Garantias alargadas e direito de rejeição. O que vai mudar nos direitos do consumidor?

Em caso de violação da lei, esta prevê a resolução do contrato e a devolução de todos os montantes pagos pelo consumidor.

Os consumidores vão passar a poder ativar a garantia dos produtos até três anos depois da compra dos mesmos, a partir do próximo ano. Esta e outras alterações estão previstas num decreto-lei que pretende reforçar a proteção do consumidor ao qual o Negócios teve acesso e ainda terão de ser aprovadas em Conselho de Ministros.

De acordo com o jornal, quando estiverem em causa produtos em segunda mão, a garantia pode ser reduzida para 18 meses por acordo entre as partes. No entanto, se o produto vendido for anunciados como recondicionado, o que acontece frequentemente com telemóveis ou computadores, a garantia também será de três anos.

Além da expansão do período de tempo para devolver ou pedir a troca de um produto avariado, os consumidores passam também a ter o direito de rejeição. Isto é, se o problema for detetado no 1.º mês a seguir à compra, podem solicitar a substituição imediata do produto ou devolvê-lo e receber o dinheiro de volta.

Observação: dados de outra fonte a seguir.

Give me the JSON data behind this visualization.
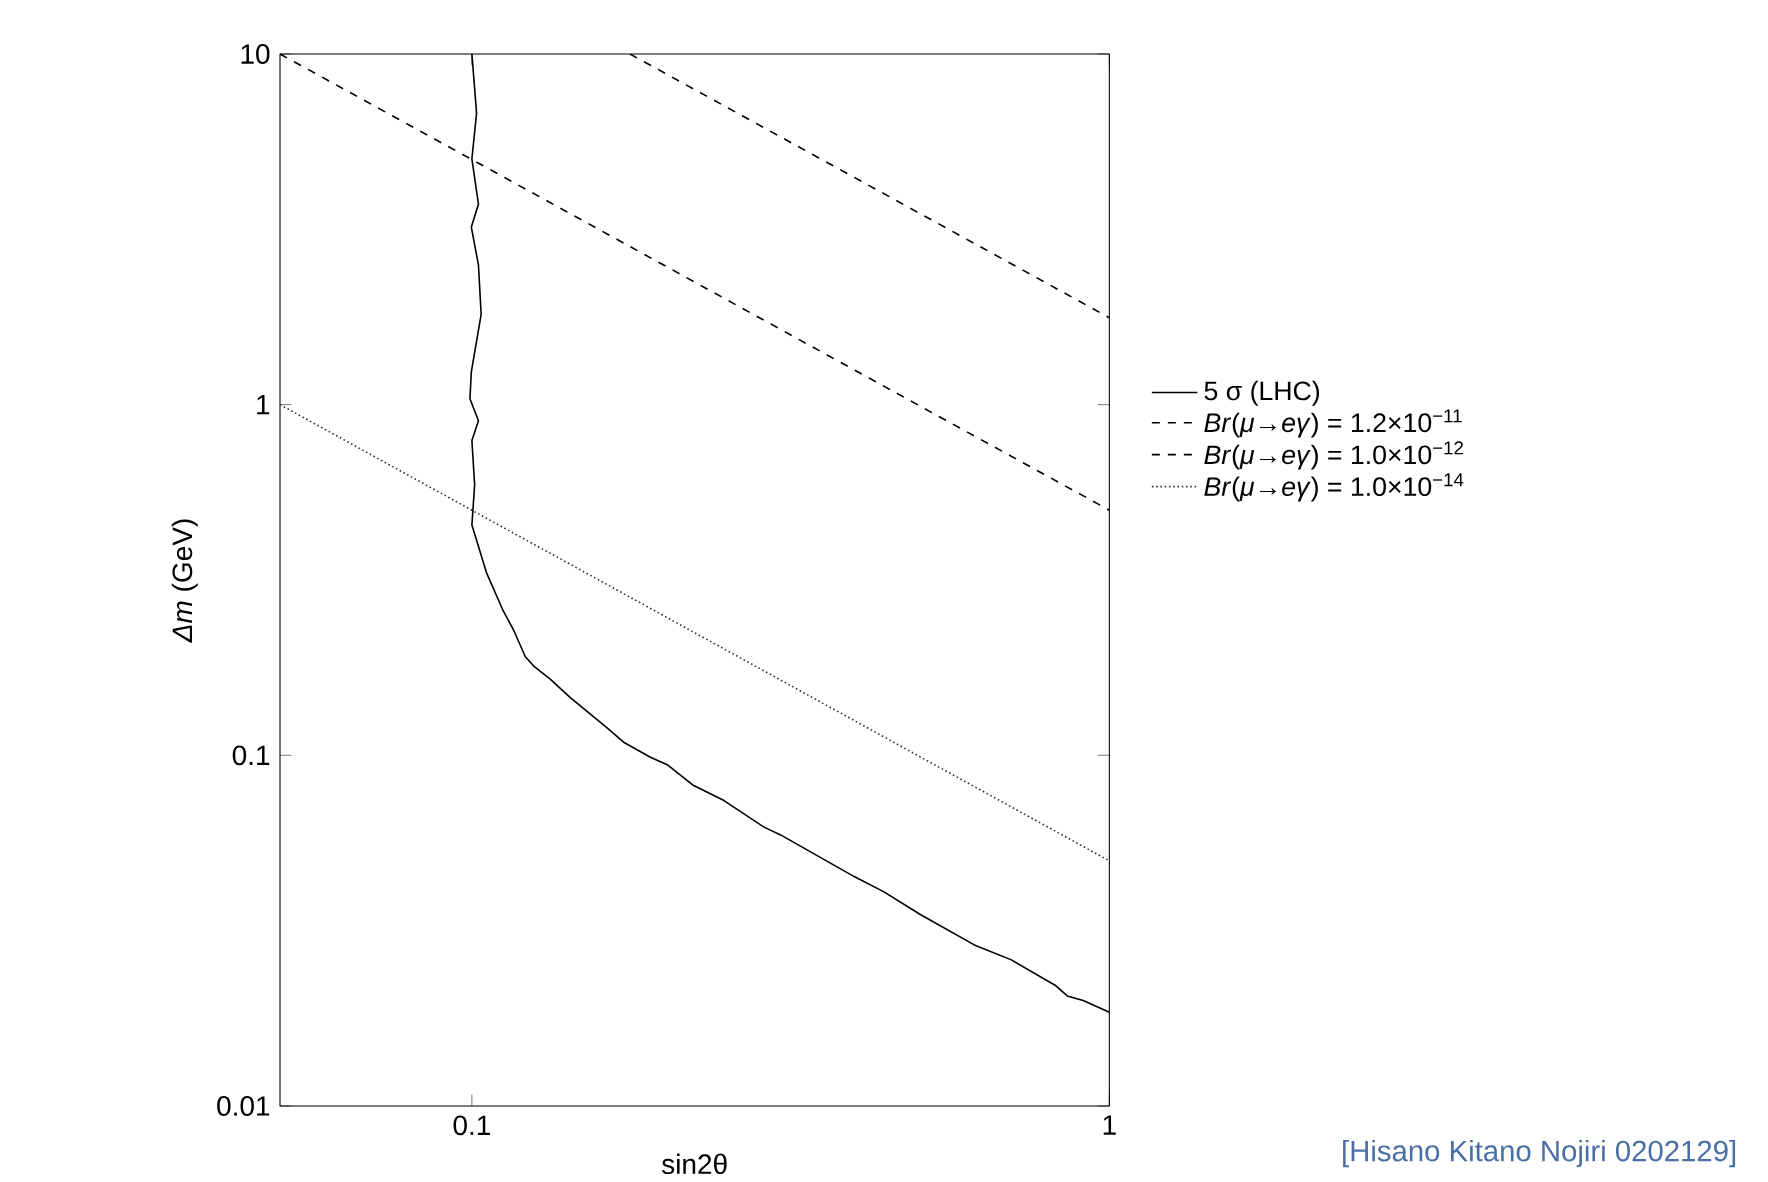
{
  "chart_data": {
    "type": "line",
    "xlabel": "sin2θ",
    "ylabel": "*Δm* (GeV)",
    "log": "xy",
    "xlim": [
      0.05,
      1
    ],
    "ylim": [
      0.01,
      10
    ],
    "xticks": [
      0.1,
      1
    ],
    "yticks": [
      0.01,
      0.1,
      1,
      10
    ],
    "legend": "right",
    "grid": false,
    "series": [
      {
        "name": "5 σ (LHC)",
        "color": "#000000",
        "line_style": "solid",
        "x": [
          0.1,
          0.1017,
          0.1,
          0.1024,
          0.0998,
          0.1024,
          0.1034,
          0.0998,
          0.0993,
          0.1024,
          0.1,
          0.101,
          0.1,
          0.1054,
          0.112,
          0.1162,
          0.1213,
          0.1249,
          0.1327,
          0.1427,
          0.1628,
          0.173,
          0.1906,
          0.2025,
          0.2228,
          0.2486,
          0.2873,
          0.305,
          0.398,
          0.443,
          0.506,
          0.614,
          0.702,
          0.822,
          0.859,
          0.91,
          1
        ],
        "values": [
          10,
          6.78,
          5.02,
          3.73,
          3.21,
          2.5,
          1.81,
          1.24,
          1.04,
          0.9,
          0.79,
          0.59,
          0.454,
          0.332,
          0.258,
          0.228,
          0.191,
          0.18,
          0.165,
          0.146,
          0.12,
          0.109,
          0.0987,
          0.094,
          0.082,
          0.0743,
          0.0624,
          0.0593,
          0.0451,
          0.0408,
          0.0351,
          0.0288,
          0.0261,
          0.0221,
          0.0206,
          0.02,
          0.0185
        ]
      },
      {
        "name": "*Br*(*μ*→*eγ*) = 1.2×10$^{−11}$",
        "color": "#000000",
        "line_style": "dashed",
        "x": [
          0.177,
          1
        ],
        "values": [
          10,
          1.77
        ]
      },
      {
        "name": "*Br*(*μ*→*eγ*) = 1.0×10$^{−12}$",
        "color": "#000000",
        "line_style": "dashed",
        "x": [
          0.05,
          1
        ],
        "values": [
          10,
          0.5
        ]
      },
      {
        "name": "*Br*(*μ*→*eγ*) = 1.0×10$^{−14}$",
        "color": "#333333",
        "line_style": "dotted",
        "x": [
          0.05,
          1
        ],
        "values": [
          1,
          0.05
        ]
      }
    ],
    "annotations": [
      "[Hisano Kitano Nojiri 0202129]"
    ]
  }
}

A partir de janeiro do próximo ano, também haverá mudanças quanto à reparação dos produtos avariados. Os vendedores têm de disponibilizar peças suplentes durante um período de 10 anos, a reparação não pode ter quaisquer custos para o comprador e deve ser feita no espaço de 30 dias, a não ser que a complexidade da avaria justifique um prazo maior. A seguir à reparação, o produto passa a beneficiar de uma garantia adicional de seis meses.

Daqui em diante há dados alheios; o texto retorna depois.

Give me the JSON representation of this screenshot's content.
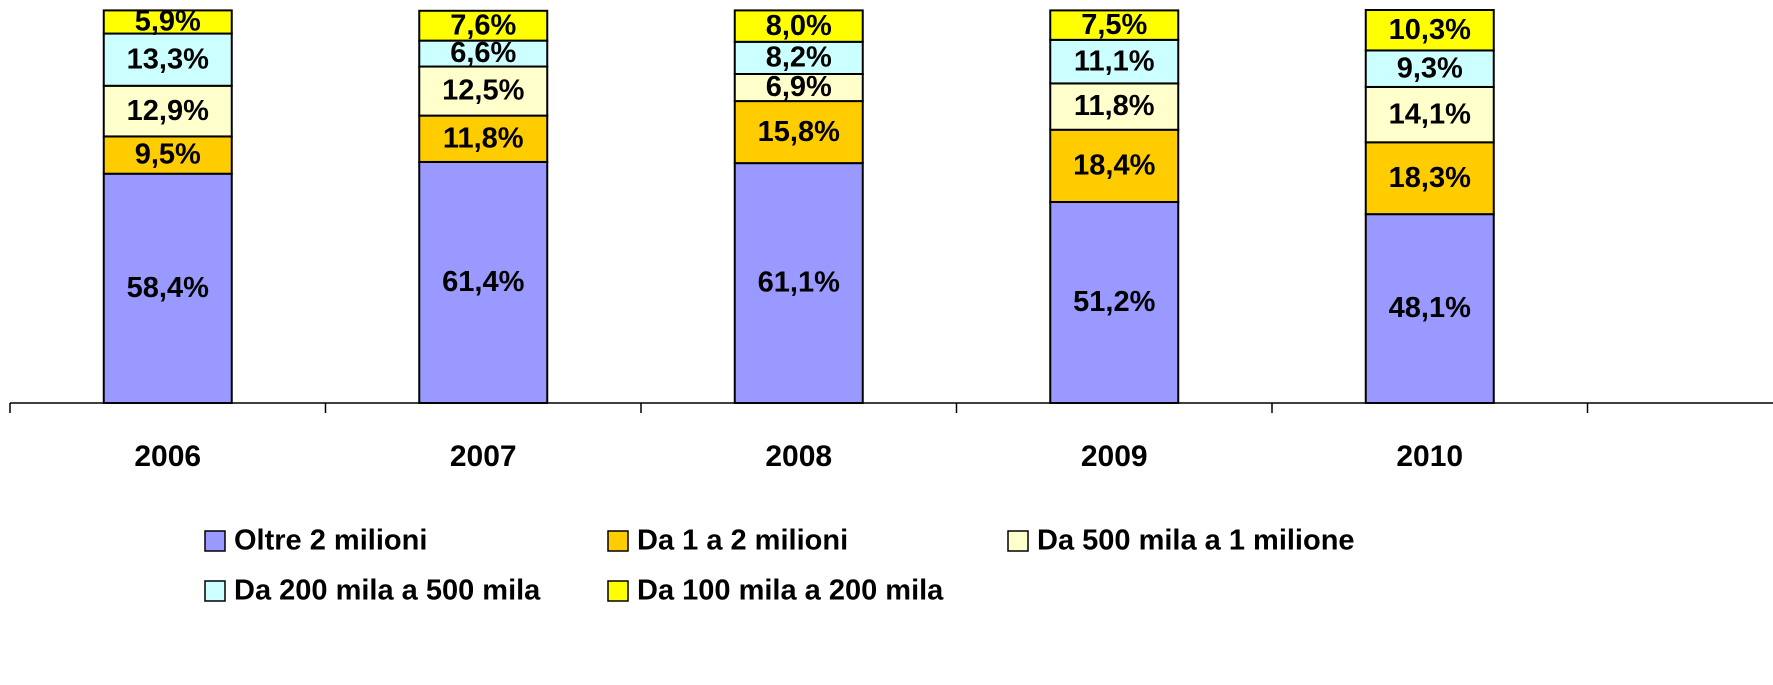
{
  "chart_data": {
    "type": "stacked_bar",
    "categories": [
      "2006",
      "2007",
      "2008",
      "2009",
      "2010"
    ],
    "series": [
      {
        "name": "Oltre 2 milioni",
        "color": "#9999ff",
        "values": [
          58.4,
          61.4,
          61.1,
          51.2,
          48.1
        ],
        "value_labels": [
          "58,4%",
          "61,4%",
          "61,1%",
          "51,2%",
          "48,1%"
        ]
      },
      {
        "name": "Da 1 a 2 milioni",
        "color": "#ffcc00",
        "values": [
          9.5,
          11.8,
          15.8,
          18.4,
          18.3
        ],
        "value_labels": [
          "9,5%",
          "11,8%",
          "15,8%",
          "18,4%",
          "18,3%"
        ]
      },
      {
        "name": "Da 500 mila a 1 milione",
        "color": "#ffffcc",
        "values": [
          12.9,
          12.5,
          6.9,
          11.8,
          14.1
        ],
        "value_labels": [
          "12,9%",
          "12,5%",
          "6,9%",
          "11,8%",
          "14,1%"
        ]
      },
      {
        "name": "Da 200 mila a 500 mila",
        "color": "#ccffff",
        "values": [
          13.3,
          6.6,
          8.2,
          11.1,
          9.3
        ],
        "value_labels": [
          "13,3%",
          "6,6%",
          "8,2%",
          "11,1%",
          "9,3%"
        ]
      },
      {
        "name": "Da 100 mila a 200 mila",
        "color": "#ffff00",
        "values": [
          5.9,
          7.6,
          8.0,
          7.5,
          10.3
        ],
        "value_labels": [
          "5,9%",
          "7,6%",
          "8,0%",
          "7,5%",
          "10,3%"
        ]
      }
    ],
    "legend": "bottom"
  }
}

O Negócios revela que o decreto-lei do Governo amplia o conceito de bens de consumo, ou seja, passa a incluir os produtos que incorporem ou que estejam interligados com elementos digitais. Passam a estar defendidos os direitos de quem compra livros digitais e subscreve publicações periódicas ou serviços de streaming como a Netflix ou o Spotify.

Em caso de violação da lei, esta prevê a resolução do contrato e a devolução de todos os montantes pagos pelo consumidor.

A DECO considera importante esta extensão dos prazos de garantia, mas a jurista Rosário Tereso também defende que era preciso ir mais longe. Para a jurista da Associação de Defesa do Consumidor, a garantia devia ser de 5 anos e devia haver uma aposta na durabilidade dos produtos.

O decreto-lei do Governo, a que o Jornal de Negócios teve acesso, prevê que acesso dos consumidores ao direito de rejeição. Rosário Tereso explica à TSF em que consiste este direito.